27/02/2014 10:43 EST | Actualisé 29/04/2014 05:12 EDT

Le ralentissement constaté dans le rythme du réchauffement climatique dans le monde n'est probablement qu'une pause dans la tendance à long terme à la hausse des températures, ont estimé jeudi les académies des sciences américaine et britannique.

Depuis une année 1998 exceptionnellement chaude, il y a « un ralentissement à court terme dans le réchauffement de la surface de la Terre », indiquent la Royal Society britannique et la National Academy of Sciences américaine dans un rapport.

Mais, disent ces deux instituts, cela « n'invalide pas notre compréhension des changements à long terme dans les températures mondiales provenant des changements, induits par les activités humaines, des émissions de gaz à effet de serre. »

Les scientifiques, dit le rapport, sont « persuadés » que la planète va se réchauffer au XXIe siècle, engendrant des vagues de chaleur, des sécheresses et une hausse du niveau des mers.

L'augmentation des gaz à effet de serre liés aux activités humaines, principalement par la combustion des énergies fossiles, réchauffe l'atmosphère et les océans, fait monter le niveau des mers et fait fondre la banquise, indique le rapport.

Tristes perspectives

Selon ses prévisions, les températures devraient augmenter de 2,6 à 4,8 degrés Celsius d'ici 2100 en l'absence de mesures énergiques prises par les États pour limiter les émissions de gaz à effet de serre, des estimations qui correspondent à celles des Nations unies.
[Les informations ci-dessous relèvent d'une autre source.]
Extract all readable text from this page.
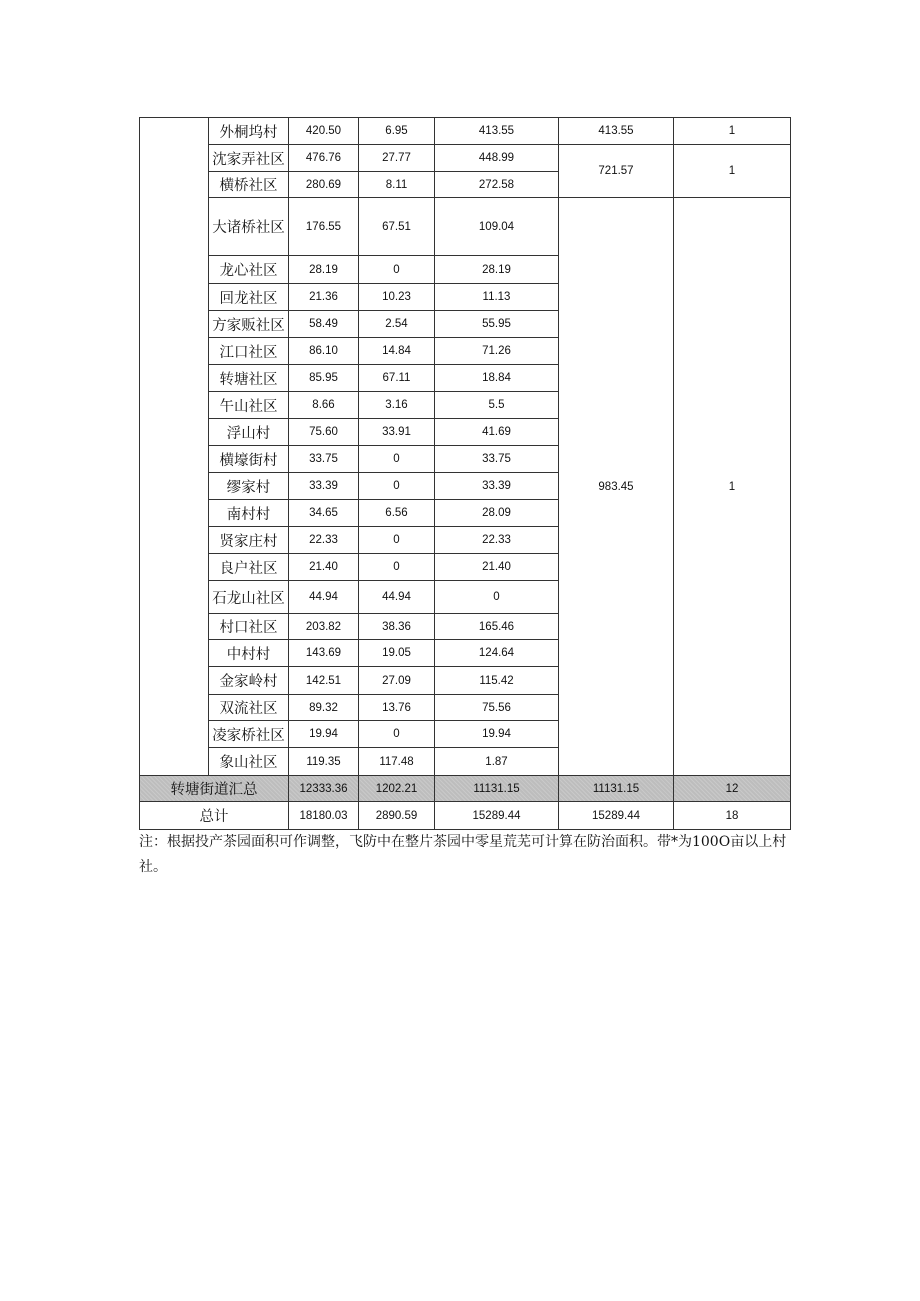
	外桐坞村	420.50	6.95	413.55	413.55	1
	沈家弄社区	476.76	27.77	448.99	721.57	1
	横桥社区	280.69	8.11	272.58		
	大诸桥社区	176.55	67.51	109.04	983.45	1
	龙心社区	28.19	0	28.19		
	回龙社区	21.36	10.23	11.13		
	方家贩社区	58.49	2.54	55.95		
	江口社区	86.10	14.84	71.26		
	转塘社区	85.95	67.11	18.84		
	午山社区	8.66	3.16	5.5		
	浮山村	75.60	33.91	41.69		
	横壕街村	33.75	0	33.75		
	缪家村	33.39	0	33.39		
	南村村	34.65	6.56	28.09		
	贤家庄村	22.33	0	22.33		
	良户社区	21.40	0	21.40		
	石龙山社区	44.94	44.94	0		
	村口社区	203.82	38.36	165.46		
	中村村	143.69	19.05	124.64		
	金家岭村	142.51	27.09	115.42		
	双流社区	89.32	13.76	75.56		
	凌家桥社区	19.94	0	19.94		
	象山社区	119.35	117.48	1.87		
转塘街道汇总		12333.36	1202.21	11131.15	11131.15	12
总计		18180.03	2890.59	15289.44	15289.44	18
注：根据投产茶园面积可作调整，飞防中在整片茶园中零星荒芜可计算在防治面积。带*为100O亩以上村社。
Les températures ont augmenté d'environ 0,8°C depuis le 19e siècle.

Cette pause dans le réchauffement au niveau du climat est peut-être due à des changements dans les océans qui absorbent davantage de chaleur en provenance de l'atmosphère, indique le rapport. D'autres études pointent les éruptions volcaniques qui voilent le soleil ou une moindre intensité solaire.

Parmi les signes de hausse des températures, le rapport cite les canicules qui ont frappé l'Australie en 2013, les États-Unis en 2012, la Russie en 2010 et l'Europe en 2003. Les offensives du froid sont quant à elles moins nombreuses.

« Il est désormais plus certain que jamais, sur la base de nombreux éléments de preuves, que les humains sont en train de changer le climat de la Terre », dit le rapport.

L'an dernier, le Groupe d'experts intergouvernemental sur l'évolution du climat (GIEC) a porté 95 % la probabilité que les activités humaines, plutôt que les variations naturelles, aient été la principale cause du réchauffement depuis les années 50. Il chiffrait cette probabilité à 90 % lors de sa précédente estimation en 2007.